Definition~\ref{def:dp} of \dempar can be written synthetically as the following property:
$P_{\hat{Y},S}=P_{\hat{Y}}\otimes P_{S}$.
Where $P_{\hat{Y}}\otimes P_{S}$ is the product measure defined as the unique measure on 
$\mathcal{P}(\mathcal{Y})\times\mathcal{P}(\mathcal{S})$ such that
$\forall y\in\mathcal{P}(\mathcal{Y})\forall s\in\mathcal{P}(\mathcal{S})\quad P_{\hat{Y}}\otimes P_{S}(y\times s) = P_{\hat{Y}}(y)P_{S}(s)$.
This is equivalent to definition~\ref{def:dp} for binary labels and sensitive attribute but more general because when $\hat{Y}$ is not binary as in soft labels, this new definition is well defined.
% We write formally 
\begin{definition}
\label{def:dps}
    $\hat{Y}$ satisfies extended \dempar for $S$ if and only if: $P_{\hat{Y},S}=P_{\hat{Y}}\otimes P_{S}$.
\end{definition}
This definition is the same as the statistical parity introduced for fair regression~\cite{fairreg}. 
Note that we can not derive a quantity similar to \demparlevel with this definition but this extended \dempar assures indistinguishably of the sensitive attribute when looking at the soft labels.

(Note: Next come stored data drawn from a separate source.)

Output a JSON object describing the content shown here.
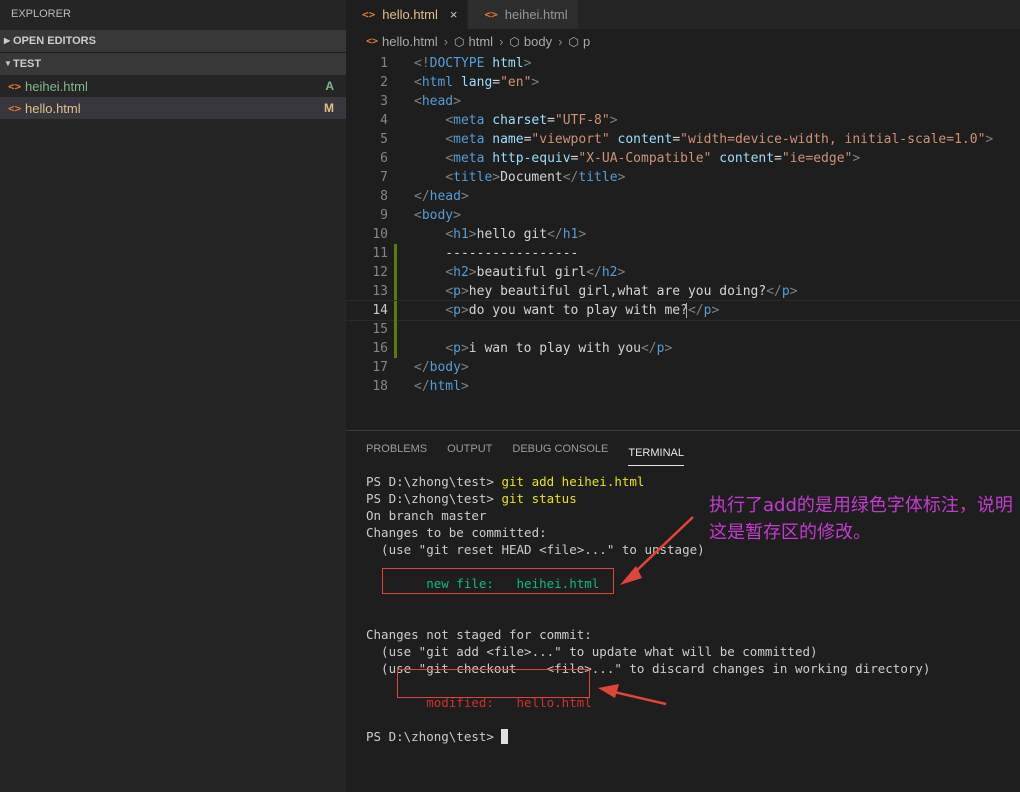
{
  "sidebar": {
    "title": "EXPLORER",
    "sections": {
      "open_editors": "OPEN EDITORS",
      "folder": "TEST"
    },
    "files": [
      {
        "icon": "<>",
        "name": "heihei.html",
        "badge": "A"
      },
      {
        "icon": "<>",
        "name": "hello.html",
        "badge": "M"
      }
    ]
  },
  "tabs": [
    {
      "name": "hello.html",
      "close": "×"
    },
    {
      "name": "heihei.html"
    }
  ],
  "breadcrumb": {
    "file": "hello.html",
    "items": [
      "html",
      "body",
      "p"
    ],
    "sep": "›"
  },
  "code_lines": [
    {
      "n": "1",
      "tokens": [
        [
          "br",
          "<!"
        ],
        [
          "tag",
          "DOCTYPE"
        ],
        [
          "tx",
          " "
        ],
        [
          "at",
          "html"
        ],
        [
          "br",
          ">"
        ]
      ]
    },
    {
      "n": "2",
      "tokens": [
        [
          "br",
          "<"
        ],
        [
          "tag",
          "html"
        ],
        [
          "tx",
          " "
        ],
        [
          "at",
          "lang"
        ],
        [
          "tx",
          "="
        ],
        [
          "val",
          "\"en\""
        ],
        [
          "br",
          ">"
        ]
      ]
    },
    {
      "n": "3",
      "tokens": [
        [
          "br",
          "<"
        ],
        [
          "tag",
          "head"
        ],
        [
          "br",
          ">"
        ]
      ]
    },
    {
      "n": "4",
      "tokens": [
        [
          "tx",
          "    "
        ],
        [
          "br",
          "<"
        ],
        [
          "tag",
          "meta"
        ],
        [
          "tx",
          " "
        ],
        [
          "at",
          "charset"
        ],
        [
          "tx",
          "="
        ],
        [
          "val",
          "\"UTF-8\""
        ],
        [
          "br",
          ">"
        ]
      ]
    },
    {
      "n": "5",
      "tokens": [
        [
          "tx",
          "    "
        ],
        [
          "br",
          "<"
        ],
        [
          "tag",
          "meta"
        ],
        [
          "tx",
          " "
        ],
        [
          "at",
          "name"
        ],
        [
          "tx",
          "="
        ],
        [
          "val",
          "\"viewport\""
        ],
        [
          "tx",
          " "
        ],
        [
          "at",
          "content"
        ],
        [
          "tx",
          "="
        ],
        [
          "val",
          "\"width=device-width, initial-scale=1.0\""
        ],
        [
          "br",
          ">"
        ]
      ]
    },
    {
      "n": "6",
      "tokens": [
        [
          "tx",
          "    "
        ],
        [
          "br",
          "<"
        ],
        [
          "tag",
          "meta"
        ],
        [
          "tx",
          " "
        ],
        [
          "at",
          "http-equiv"
        ],
        [
          "tx",
          "="
        ],
        [
          "val",
          "\"X-UA-Compatible\""
        ],
        [
          "tx",
          " "
        ],
        [
          "at",
          "content"
        ],
        [
          "tx",
          "="
        ],
        [
          "val",
          "\"ie=edge\""
        ],
        [
          "br",
          ">"
        ]
      ]
    },
    {
      "n": "7",
      "tokens": [
        [
          "tx",
          "    "
        ],
        [
          "br",
          "<"
        ],
        [
          "tag",
          "title"
        ],
        [
          "br",
          ">"
        ],
        [
          "tx",
          "Document"
        ],
        [
          "br",
          "</"
        ],
        [
          "tag",
          "title"
        ],
        [
          "br",
          ">"
        ]
      ]
    },
    {
      "n": "8",
      "tokens": [
        [
          "br",
          "</"
        ],
        [
          "tag",
          "head"
        ],
        [
          "br",
          ">"
        ]
      ]
    },
    {
      "n": "9",
      "tokens": [
        [
          "br",
          "<"
        ],
        [
          "tag",
          "body"
        ],
        [
          "br",
          ">"
        ]
      ]
    },
    {
      "n": "10",
      "tokens": [
        [
          "tx",
          "    "
        ],
        [
          "br",
          "<"
        ],
        [
          "tag",
          "h1"
        ],
        [
          "br",
          ">"
        ],
        [
          "tx",
          "hello git"
        ],
        [
          "br",
          "</"
        ],
        [
          "tag",
          "h1"
        ],
        [
          "br",
          ">"
        ]
      ]
    },
    {
      "n": "11",
      "mod": true,
      "tokens": [
        [
          "tx",
          "    -----------------"
        ]
      ]
    },
    {
      "n": "12",
      "mod": true,
      "tokens": [
        [
          "tx",
          "    "
        ],
        [
          "br",
          "<"
        ],
        [
          "tag",
          "h2"
        ],
        [
          "br",
          ">"
        ],
        [
          "tx",
          "beautiful girl"
        ],
        [
          "br",
          "</"
        ],
        [
          "tag",
          "h2"
        ],
        [
          "br",
          ">"
        ]
      ]
    },
    {
      "n": "13",
      "mod": true,
      "tokens": [
        [
          "tx",
          "    "
        ],
        [
          "br",
          "<"
        ],
        [
          "tag",
          "p"
        ],
        [
          "br",
          ">"
        ],
        [
          "tx",
          "hey beautiful girl,what are you doing?"
        ],
        [
          "br",
          "</"
        ],
        [
          "tag",
          "p"
        ],
        [
          "br",
          ">"
        ]
      ]
    },
    {
      "n": "14",
      "mod": true,
      "current": true,
      "tokens": [
        [
          "tx",
          "    "
        ],
        [
          "br",
          "<"
        ],
        [
          "tag",
          "p"
        ],
        [
          "br",
          ">"
        ],
        [
          "tx",
          "do you want to play with me?"
        ],
        [
          "br",
          "</"
        ],
        [
          "tag",
          "p"
        ],
        [
          "br",
          ">"
        ]
      ]
    },
    {
      "n": "15",
      "mod": true,
      "tokens": [
        [
          "tx",
          ""
        ]
      ]
    },
    {
      "n": "16",
      "mod": true,
      "tokens": [
        [
          "tx",
          "    "
        ],
        [
          "br",
          "<"
        ],
        [
          "tag",
          "p"
        ],
        [
          "br",
          ">"
        ],
        [
          "tx",
          "i wan to play with you"
        ],
        [
          "br",
          "</"
        ],
        [
          "tag",
          "p"
        ],
        [
          "br",
          ">"
        ]
      ]
    },
    {
      "n": "17",
      "tokens": [
        [
          "br",
          "</"
        ],
        [
          "tag",
          "body"
        ],
        [
          "br",
          ">"
        ]
      ]
    },
    {
      "n": "18",
      "tokens": [
        [
          "br",
          "</"
        ],
        [
          "tag",
          "html"
        ],
        [
          "br",
          ">"
        ]
      ]
    }
  ],
  "panel": {
    "tabs": [
      "PROBLEMS",
      "OUTPUT",
      "DEBUG CONSOLE",
      "TERMINAL"
    ],
    "terminal": {
      "l1_prompt": "PS D:\\zhong\\test> ",
      "l1_cmd": "git add heihei.html",
      "l2_prompt": "PS D:\\zhong\\test> ",
      "l2_cmd": "git status",
      "l3": "On branch master",
      "l4": "Changes to be committed:",
      "l5": "  (use \"git reset HEAD <file>...\" to unstage)",
      "l7": "        new file:   heihei.html",
      "l9": "Changes not staged for commit:",
      "l10": "  (use \"git add <file>...\" to update what will be committed)",
      "l11": "  (use \"git checkout -- <file>...\" to discard changes in working directory)",
      "l13": "        modified:   hello.html",
      "l15_prompt": "PS D:\\zhong\\test> "
    }
  },
  "annotation": {
    "text": "执行了add的是用绿色字体标注，说明这是暂存区的修改。",
    "color": "#c43bd0"
  },
  "colors": {
    "accent_green": "#0dbc79",
    "error_red": "#cd3131",
    "box_red": "#e0453b",
    "git_added": "#81b88b",
    "git_modified": "#e2c08d"
  }
}
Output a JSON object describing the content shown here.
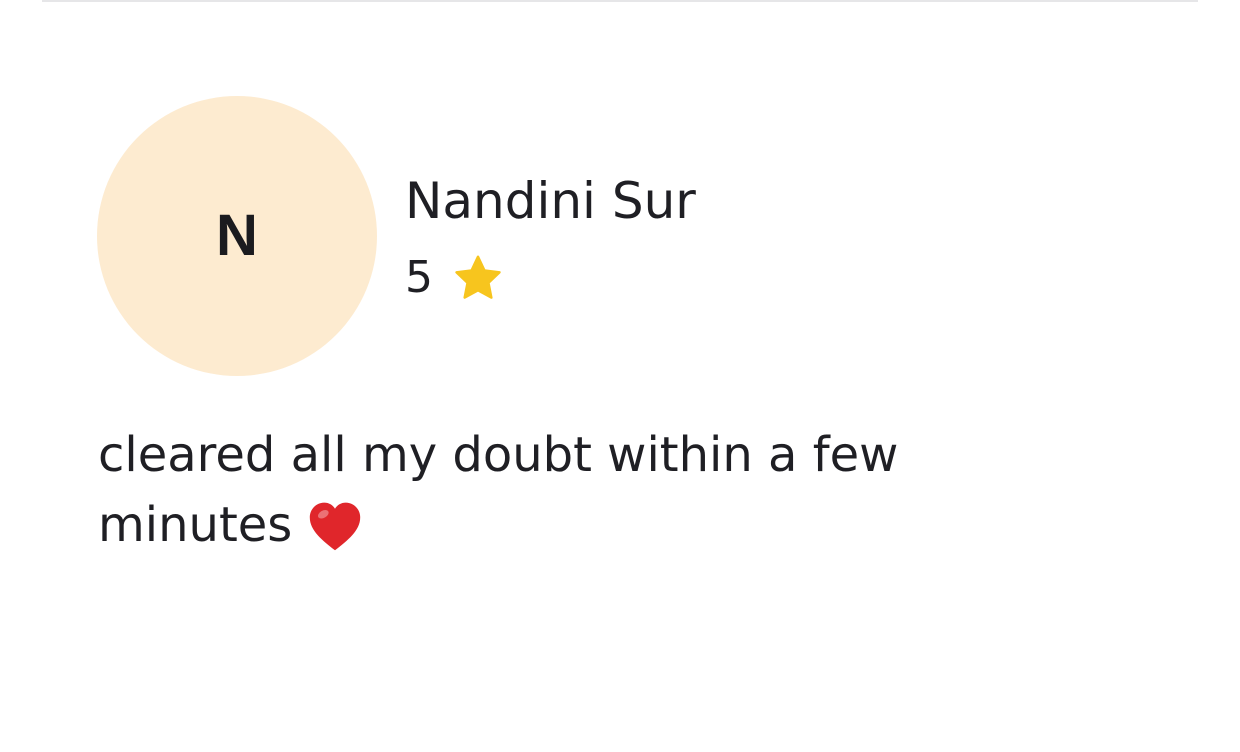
{
  "review": {
    "avatar_initial": "N",
    "reviewer_name": "Nandini Sur",
    "rating": "5",
    "rating_icon": "star-icon",
    "text_line_1": "cleared all my doubt within a few",
    "text_line_2": "minutes",
    "emoji_icon": "heart-icon"
  },
  "colors": {
    "avatar_background": "#FDEBD0",
    "star": "#F7C51E",
    "heart": "#E0262B",
    "text": "#1F1F24",
    "divider": "#E6E6E8"
  }
}
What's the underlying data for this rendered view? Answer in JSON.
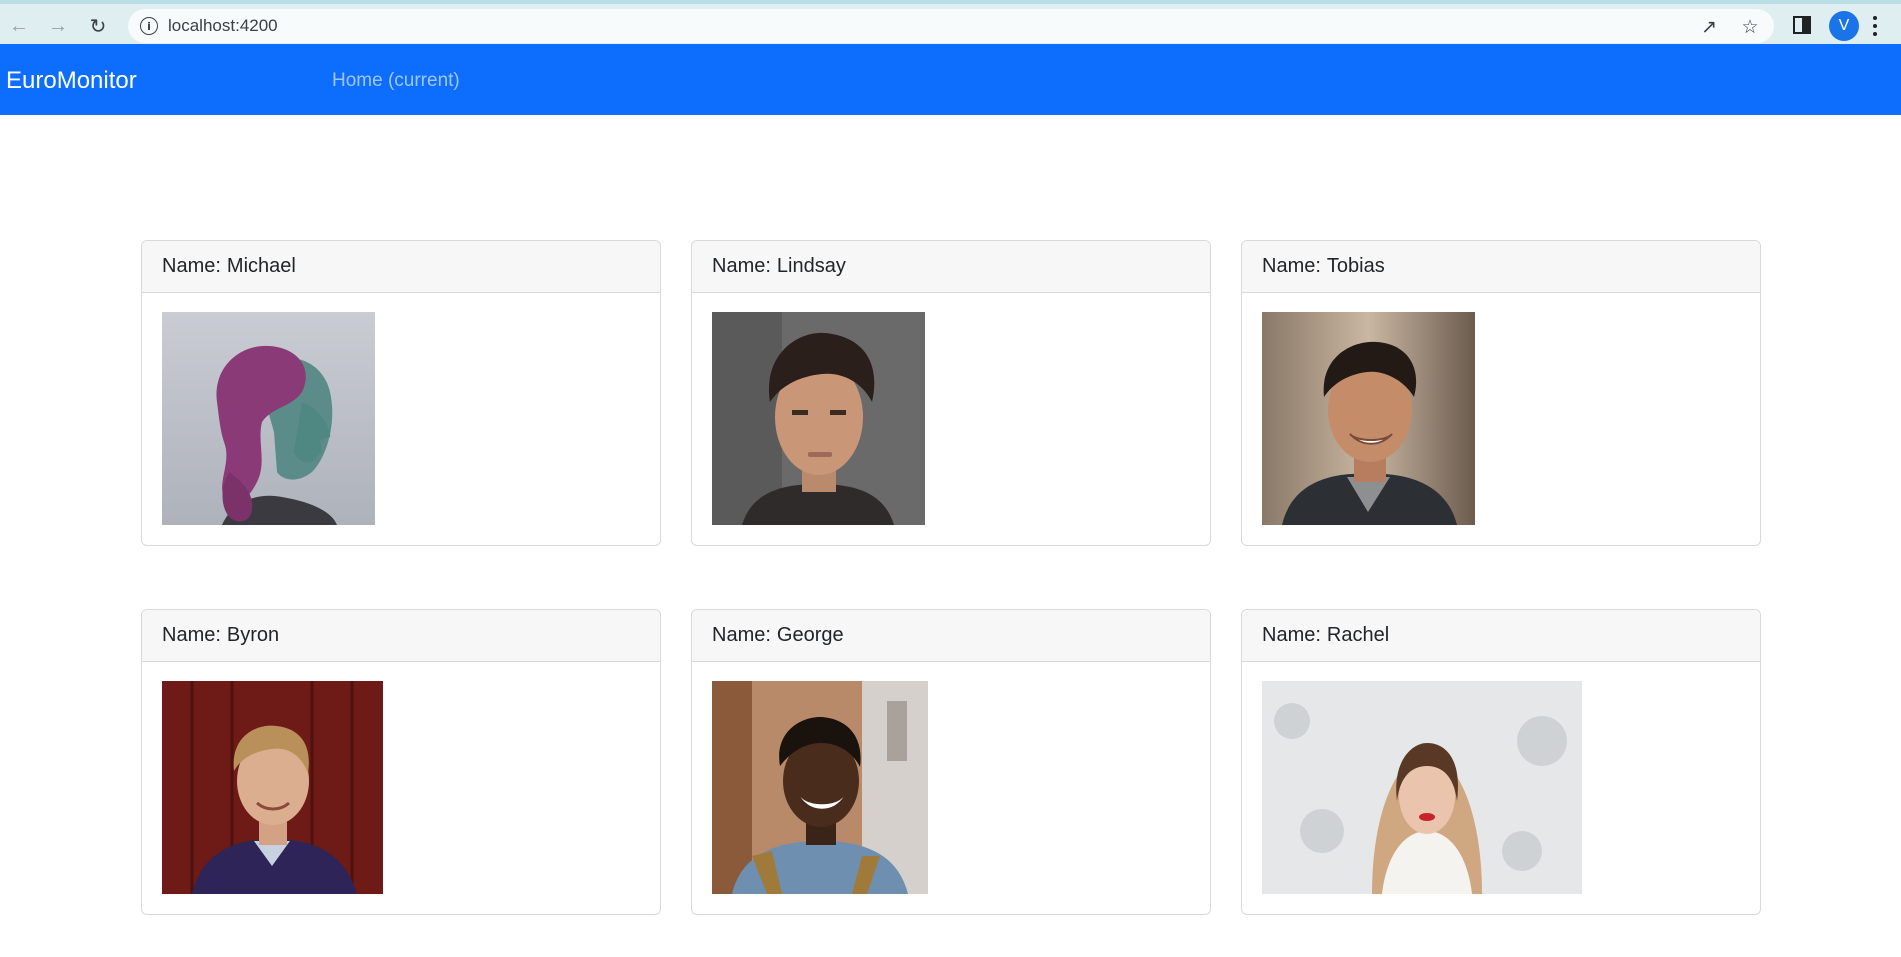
{
  "browser": {
    "url": "localhost:4200",
    "profile_initial": "V",
    "icons": [
      "back-icon",
      "forward-icon",
      "reload-icon",
      "site-info-icon",
      "share-icon",
      "bookmark-star-icon",
      "side-panel-icon",
      "menu-icon"
    ]
  },
  "navbar": {
    "brand": "EuroMonitor",
    "links": [
      {
        "label": "Home (current)"
      }
    ],
    "background_color": "#0d6efd"
  },
  "cards": {
    "name_label": "Name:",
    "items": [
      {
        "name": "Michael",
        "photo": "portrait-woman-teal-magenta-lighting"
      },
      {
        "name": "Lindsay",
        "photo": "portrait-young-man-grey-background"
      },
      {
        "name": "Tobias",
        "photo": "portrait-smiling-man-outdoors"
      },
      {
        "name": "Byron",
        "photo": "portrait-man-red-wall"
      },
      {
        "name": "George",
        "photo": "portrait-smiling-man-street"
      },
      {
        "name": "Rachel",
        "photo": "portrait-woman-snow-hood"
      }
    ]
  }
}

We have the following theorem:
\begin{theorem}\label{th:advdebias}
    The following propositions are equivalent: ``$\hat{Y}_s$ is independent of $S$'' and ``Balanced accuracy of \aia in \ref{tm:soft} is $\frac{1}{2}$''
\end{theorem}
\begin{proof}
Let's show that it is equivalent to say "all attack models have a balanced accuracy of 0.5" and "the target model satisfies extended demographic parity".
{\footnotesize
    \begin{align*}
            &\forall a~P(\hat{Y}\in a^{-1}(\{0\})|S=0)+P(\hat{Y}\in a^{-1}(\{1\})|S=1) = 1\\
            \Leftrightarrow&\forall a~P(\hat{Y}\in a^{-1}(\{0\})|S=0)=P(\hat{Y}\in a^{-1}(\{0\})|S=1)\\
            \Leftrightarrow&\forall A~P(\hat{Y}\in A)|S=0)=P(\hat{Y}\in A|S=1) \\
            \Leftrightarrow &P_{\hat{Y},S}=P_{\hat{Y}}\otimes P_{S}
        \end{align*}
        }
\end{proof}

%In conclusion, with extended \dempar we can not unconditionally bound the balanced accuracy of the attack without introducing distances in the space of distributions, but it gives us a condition to protect the sensitive attribute in case of an adversary gaining access to soft labels (AS).